How will the Garden celebrate Earth Day this month?
Our annual Earth Day workday is April 17 from 9am to 1pm. We had more than 80 people last year, and we’re encouraging more people to come down. We begin with a little introduction, break into teams and get to work. We’ll be mulching, weeding, planting. We’ve got lots of work to do. There are 3.5 acres out there – not all of it planted.
We’re hoping for about 100 volunteers. It’s especially important to bring kids to Earth Day programs so they can understand our place in nature. … Nature is not something we should fear, and we’ve gotten to that point to some degree. … Doing things yourself helps you reconnect to nature.
How does the Sustainability Commission tie into your other volunteer work?
At the same time we were working on the state park closures, the other piece going on locally was the Seeno project. I started looking at that project, at what a community needs, and at how Benicia could benefit from change.
I was also aware of the climate change issue. I’d seen pieces of it during my own travels, like hiking Mt. Whitney and seeing how low the snow pack was and how far the glaciers had retreated. … So I met with the mayor and mentioned sustainability. She said there was a sustainability section in the general plan. … We started talking about this in September 2008 and we were seated in January 2010.
What does sustainability mean to you?
Sustainability has several aspects to it. One is you want to understand your own footprint. We need clean water, food and something to occupy our time. We’re not bartering any more, we’re not hunter-gatherers. … We can’t even go back to an agrarian society because of how land use has evolved over the years. So we have to work to purchase water and food, and that involves transportation and energy.
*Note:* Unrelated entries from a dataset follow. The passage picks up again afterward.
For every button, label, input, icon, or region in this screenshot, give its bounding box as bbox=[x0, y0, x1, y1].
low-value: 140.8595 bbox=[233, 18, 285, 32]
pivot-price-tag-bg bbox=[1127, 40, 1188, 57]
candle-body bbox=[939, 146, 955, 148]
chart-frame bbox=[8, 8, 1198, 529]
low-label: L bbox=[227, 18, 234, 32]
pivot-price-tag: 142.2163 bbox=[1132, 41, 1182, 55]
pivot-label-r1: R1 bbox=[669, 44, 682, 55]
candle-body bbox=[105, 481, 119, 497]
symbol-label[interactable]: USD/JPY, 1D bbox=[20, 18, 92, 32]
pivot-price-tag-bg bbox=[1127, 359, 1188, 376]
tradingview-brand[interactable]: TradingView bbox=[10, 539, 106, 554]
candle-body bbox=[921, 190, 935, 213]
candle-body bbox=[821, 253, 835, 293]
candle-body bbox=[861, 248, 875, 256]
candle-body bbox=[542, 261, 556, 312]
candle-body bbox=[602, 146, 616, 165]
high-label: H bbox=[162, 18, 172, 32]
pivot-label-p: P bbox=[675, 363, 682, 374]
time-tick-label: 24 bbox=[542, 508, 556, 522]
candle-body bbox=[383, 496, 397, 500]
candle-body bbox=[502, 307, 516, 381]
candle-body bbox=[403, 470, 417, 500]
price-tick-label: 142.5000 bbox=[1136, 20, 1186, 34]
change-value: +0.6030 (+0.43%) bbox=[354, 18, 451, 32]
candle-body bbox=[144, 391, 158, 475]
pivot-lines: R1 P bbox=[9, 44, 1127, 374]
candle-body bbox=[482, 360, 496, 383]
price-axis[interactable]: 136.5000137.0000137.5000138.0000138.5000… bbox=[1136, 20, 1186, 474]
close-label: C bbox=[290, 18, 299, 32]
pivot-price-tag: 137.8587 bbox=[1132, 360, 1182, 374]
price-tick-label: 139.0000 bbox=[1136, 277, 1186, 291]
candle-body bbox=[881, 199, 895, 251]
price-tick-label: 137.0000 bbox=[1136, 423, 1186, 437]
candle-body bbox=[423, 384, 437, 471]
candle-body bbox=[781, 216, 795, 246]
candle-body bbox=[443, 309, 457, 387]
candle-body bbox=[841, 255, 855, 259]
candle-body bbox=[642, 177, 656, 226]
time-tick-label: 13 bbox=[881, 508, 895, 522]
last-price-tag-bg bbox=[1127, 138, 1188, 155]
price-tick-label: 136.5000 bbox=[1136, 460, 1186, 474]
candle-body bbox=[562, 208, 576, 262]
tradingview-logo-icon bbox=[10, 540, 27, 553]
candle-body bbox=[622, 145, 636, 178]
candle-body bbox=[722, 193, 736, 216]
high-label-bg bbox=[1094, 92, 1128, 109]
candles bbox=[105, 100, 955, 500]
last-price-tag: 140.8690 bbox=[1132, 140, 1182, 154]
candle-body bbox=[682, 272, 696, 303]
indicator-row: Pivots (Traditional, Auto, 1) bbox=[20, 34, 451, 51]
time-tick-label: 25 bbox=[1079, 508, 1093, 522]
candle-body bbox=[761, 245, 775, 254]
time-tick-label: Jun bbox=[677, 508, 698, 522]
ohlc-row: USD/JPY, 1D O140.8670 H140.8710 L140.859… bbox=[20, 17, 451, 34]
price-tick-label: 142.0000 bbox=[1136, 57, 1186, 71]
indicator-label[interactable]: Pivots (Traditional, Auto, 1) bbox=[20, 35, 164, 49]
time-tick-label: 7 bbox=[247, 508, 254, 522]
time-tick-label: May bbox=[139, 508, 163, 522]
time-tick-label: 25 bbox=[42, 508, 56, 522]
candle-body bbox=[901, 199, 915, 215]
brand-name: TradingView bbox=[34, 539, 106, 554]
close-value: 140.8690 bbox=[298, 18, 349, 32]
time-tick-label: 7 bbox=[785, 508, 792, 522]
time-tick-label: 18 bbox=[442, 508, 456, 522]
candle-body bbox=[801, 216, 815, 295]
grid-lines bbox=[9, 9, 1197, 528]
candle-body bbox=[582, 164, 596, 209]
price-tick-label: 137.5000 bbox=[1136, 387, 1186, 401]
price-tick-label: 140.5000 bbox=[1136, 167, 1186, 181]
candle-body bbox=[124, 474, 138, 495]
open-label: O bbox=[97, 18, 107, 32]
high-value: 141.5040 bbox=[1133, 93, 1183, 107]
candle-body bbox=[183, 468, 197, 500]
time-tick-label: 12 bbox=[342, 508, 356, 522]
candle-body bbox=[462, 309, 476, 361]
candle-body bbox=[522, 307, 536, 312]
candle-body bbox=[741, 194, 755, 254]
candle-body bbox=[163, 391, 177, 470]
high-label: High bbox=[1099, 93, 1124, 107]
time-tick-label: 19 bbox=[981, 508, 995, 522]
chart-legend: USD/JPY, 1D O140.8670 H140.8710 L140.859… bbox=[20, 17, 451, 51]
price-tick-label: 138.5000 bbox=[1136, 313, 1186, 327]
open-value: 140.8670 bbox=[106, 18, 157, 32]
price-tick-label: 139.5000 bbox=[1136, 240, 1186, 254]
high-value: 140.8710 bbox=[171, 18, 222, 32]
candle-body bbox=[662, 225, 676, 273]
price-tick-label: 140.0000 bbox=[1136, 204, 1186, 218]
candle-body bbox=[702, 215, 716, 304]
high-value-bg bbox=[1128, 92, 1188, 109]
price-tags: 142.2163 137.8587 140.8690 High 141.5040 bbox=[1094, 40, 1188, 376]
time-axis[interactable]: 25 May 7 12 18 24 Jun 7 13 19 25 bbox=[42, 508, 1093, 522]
We’ve had cheap generation of electricity that’s powered our society, but it’s been built on an oil platform and soon that’s going to go away. Water conservation is really energy conservation because moving water takes energy. If we can get clean water, then we have to get food. Again, this is a transportation issue, a transportation cost.
How did your love and support of local art start?
I found the art community when I moved here. I started going into Studio 41 at first, then going to the open studios and finding other artists. … I have works from about 35 artists. About 30 of them are local – from Benicia, Vallejo, the Bay Area.
Certainly, art is very pleasing. But to me, it’s more than that. It’s the story of a community and its art that means so much, the years and years of a community nurturing its artists. It’s about a community enabling this community to thrive. Art from a physical aspect is not necessary, but all that enables that art is the story of each piece.